Yes, I will admit that I did not get to love any of them for fifteen or twenty years.    Does that mean that I am made out of steel?   That my heart does not shatter each and every time one goes over the bridge?    Of course not!

But here Is the thing ….. senior pets are funny and quirky and sweet.    In short .. they are exactly my cup of tea.   I like sleeping through the night.    It’s nice to be able to leave my slippers on the floor by my bed and my shoes by the door.     When I am all tuckered out from stacking wood or tilling, it is lovely to share space with  dogs that are just happy to hang out.    And when we do want to go do something interesting, there are lots of sweaters and snuggli’s and even a stroller so that everyone can come along comfortably.
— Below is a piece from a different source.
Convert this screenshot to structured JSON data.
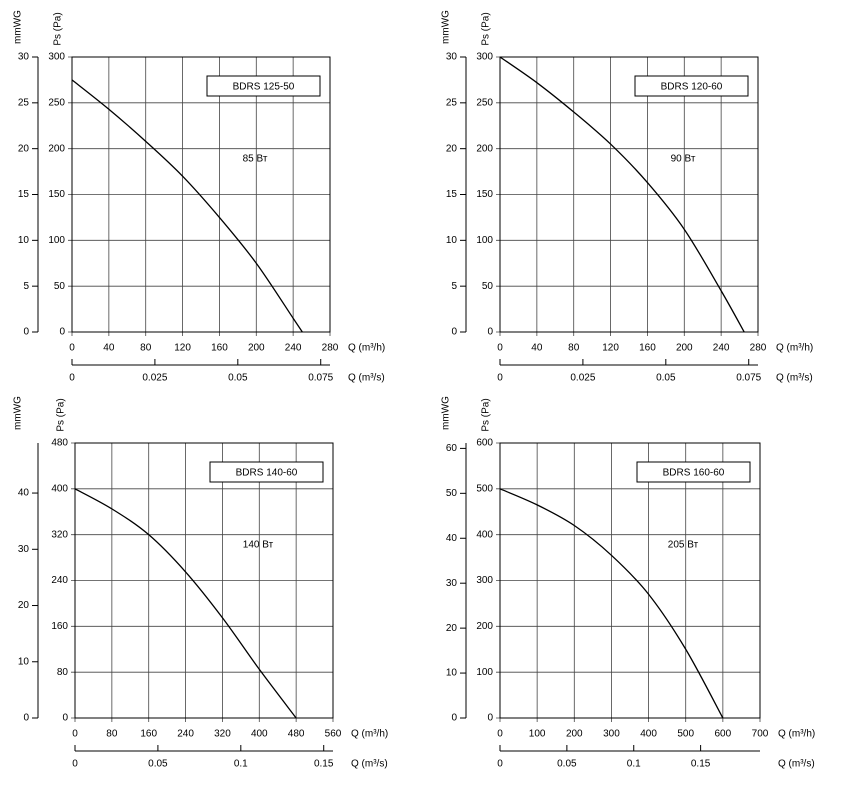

Does this mean that I am going to run right out and adopt another senior dog or two?   Not yet.   After losing two in less than six months, I am nowhere near ready to start ‘looking’.   But then, after such a great loss, it is possible that I may never be really be ‘over it’.   The best I can promise is that I still believe that the most meaningful way to honour the life of a good dog is to save a life by adopting another.

Maybe not today.  Or this week.   Or this month … although November IS Adopt a Senior Pet Month!     But I can promise that when I do adopt another dog, he will be over ten …. because I know first hand that older dogs really ARE more experienced at love.